Panzergrenadiers supported by a whitewashed Tiger I during a mission in the snow
Tiger 323 from the 3./s.SS Panzer Abteilung 101 makes its way to the front in Normandy on 7 June 1944
Chapter Four: Last Year of War (1944–45)
By June 1944 the German army was fighting a war on three fronts: France, Russia, and Italy. Other than some limited and localized successes, German forces were losing everywhere, and losing badly. The author touches briefly on Operation Market Garden, and the Battle of the Bulge, and the results of those battles. Mr. Baxter ends the chapter, and the book, somewhat abruptly with a couple of sentences describing the failed German effort to relieve Budapest, Hungary, and the crushing of Army Group North in the Baltics, and then this last paragraph:
"In early 1945 few reinforcements were reaching the front lines, and understrength Panzer divisions were combined ad hoc to form new units with a handful of tanks and Panzergrenadiers. Among these ad hoc units were the Pz.Abt.500 ‘Paderborn’, named after the training grounds from which its vehicles had come; it had seventeen Tigers and was put into line in Russia on 21 October 1944. At the end of January 1945 the ‘Ersatz Brigade’ Großdeutschland fought with two Tigers. On 23 February 1945, Panzer Abteilung ‘Kummersdorf’ received the last 5 Tiger Is and joined an ad hoc unit known as Panzer Division ‘Muncheberg’. Apart from its Tigers, ‘Kummersdorf’ possessed two Pz.Kpfw.IVs, one Pz.Kpfw.III, one Nashorn, two captured M4 Shermans, four Sd.Kfz.233 and 231 other vehicles including one Elefant, Jagdtigers, and an Italian P-40 tank, and a number of Sd.Kfz.251 halftracks."

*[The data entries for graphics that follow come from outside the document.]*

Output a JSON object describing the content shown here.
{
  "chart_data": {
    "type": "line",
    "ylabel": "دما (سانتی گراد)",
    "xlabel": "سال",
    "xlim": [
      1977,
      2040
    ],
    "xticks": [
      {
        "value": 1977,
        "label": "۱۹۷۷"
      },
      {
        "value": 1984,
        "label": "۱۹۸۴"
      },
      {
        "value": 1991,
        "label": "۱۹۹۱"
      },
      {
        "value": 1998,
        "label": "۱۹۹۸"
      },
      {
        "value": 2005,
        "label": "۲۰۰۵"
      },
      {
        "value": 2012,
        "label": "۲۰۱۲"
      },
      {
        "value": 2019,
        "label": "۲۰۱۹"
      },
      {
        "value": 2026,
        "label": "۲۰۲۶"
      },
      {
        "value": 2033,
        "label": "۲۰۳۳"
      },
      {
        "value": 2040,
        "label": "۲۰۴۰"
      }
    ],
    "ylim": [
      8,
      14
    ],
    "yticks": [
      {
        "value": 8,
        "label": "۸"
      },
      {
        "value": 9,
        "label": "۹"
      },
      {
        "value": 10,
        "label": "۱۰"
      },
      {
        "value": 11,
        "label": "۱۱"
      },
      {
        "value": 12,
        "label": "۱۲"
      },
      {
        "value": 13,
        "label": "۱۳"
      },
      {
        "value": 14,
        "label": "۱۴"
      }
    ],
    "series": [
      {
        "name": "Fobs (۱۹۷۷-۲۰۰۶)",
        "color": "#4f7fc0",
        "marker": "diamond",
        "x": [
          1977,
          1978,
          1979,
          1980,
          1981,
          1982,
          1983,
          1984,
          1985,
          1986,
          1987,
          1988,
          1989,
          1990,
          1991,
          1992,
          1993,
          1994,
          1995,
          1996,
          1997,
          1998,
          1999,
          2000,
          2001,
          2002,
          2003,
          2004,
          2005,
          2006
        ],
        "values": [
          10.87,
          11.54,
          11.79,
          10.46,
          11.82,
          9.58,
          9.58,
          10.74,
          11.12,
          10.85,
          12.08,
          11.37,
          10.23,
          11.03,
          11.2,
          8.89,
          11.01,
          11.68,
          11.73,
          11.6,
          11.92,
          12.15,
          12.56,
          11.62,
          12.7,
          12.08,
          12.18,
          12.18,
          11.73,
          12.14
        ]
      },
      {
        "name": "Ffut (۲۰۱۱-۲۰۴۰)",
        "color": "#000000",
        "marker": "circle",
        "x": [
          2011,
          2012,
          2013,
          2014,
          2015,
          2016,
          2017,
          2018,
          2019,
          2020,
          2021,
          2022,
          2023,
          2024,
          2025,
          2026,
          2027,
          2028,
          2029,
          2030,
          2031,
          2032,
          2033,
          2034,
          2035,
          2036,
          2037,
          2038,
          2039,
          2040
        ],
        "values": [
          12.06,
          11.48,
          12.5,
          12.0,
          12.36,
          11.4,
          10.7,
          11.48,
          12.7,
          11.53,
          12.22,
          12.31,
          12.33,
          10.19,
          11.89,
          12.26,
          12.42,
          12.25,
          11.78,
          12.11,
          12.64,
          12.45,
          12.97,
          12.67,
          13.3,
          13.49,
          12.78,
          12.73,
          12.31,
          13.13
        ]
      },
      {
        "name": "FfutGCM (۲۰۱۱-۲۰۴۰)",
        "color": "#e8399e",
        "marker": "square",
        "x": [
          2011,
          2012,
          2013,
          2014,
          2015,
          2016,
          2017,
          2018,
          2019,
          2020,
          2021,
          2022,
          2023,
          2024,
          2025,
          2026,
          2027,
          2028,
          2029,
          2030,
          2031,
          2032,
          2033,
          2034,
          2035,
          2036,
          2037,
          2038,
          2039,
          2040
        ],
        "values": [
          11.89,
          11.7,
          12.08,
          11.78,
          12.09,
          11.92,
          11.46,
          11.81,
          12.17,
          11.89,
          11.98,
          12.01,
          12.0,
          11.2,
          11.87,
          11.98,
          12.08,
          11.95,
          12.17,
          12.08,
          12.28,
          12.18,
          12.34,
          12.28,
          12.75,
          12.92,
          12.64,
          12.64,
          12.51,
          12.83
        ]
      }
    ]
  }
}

There is no mention or photos of Tigers in the Battle of Berlin, which I found surprising, as there were several Tiger I and Tiger II fighting during that battle. However, there are photos of Tiger IIs in the Ardennes, the Eastern Front, and Budapest, and even a captured Panzerjager Tiger Ausf.B in this chapter, so that sort of makes up for the lack of Berlin photos.
Highly Recommended for fans of the Tiger I. Beginner to Advanced modelers will find inspiration for dioramas, vignettes, and even stand-alone builds of the Tiger I in this excellent book. There are a few photos of the Tiger II, but they provide limited details.
Thanks goes out to Pen & Sword and Casemate Publishing for this review PDF.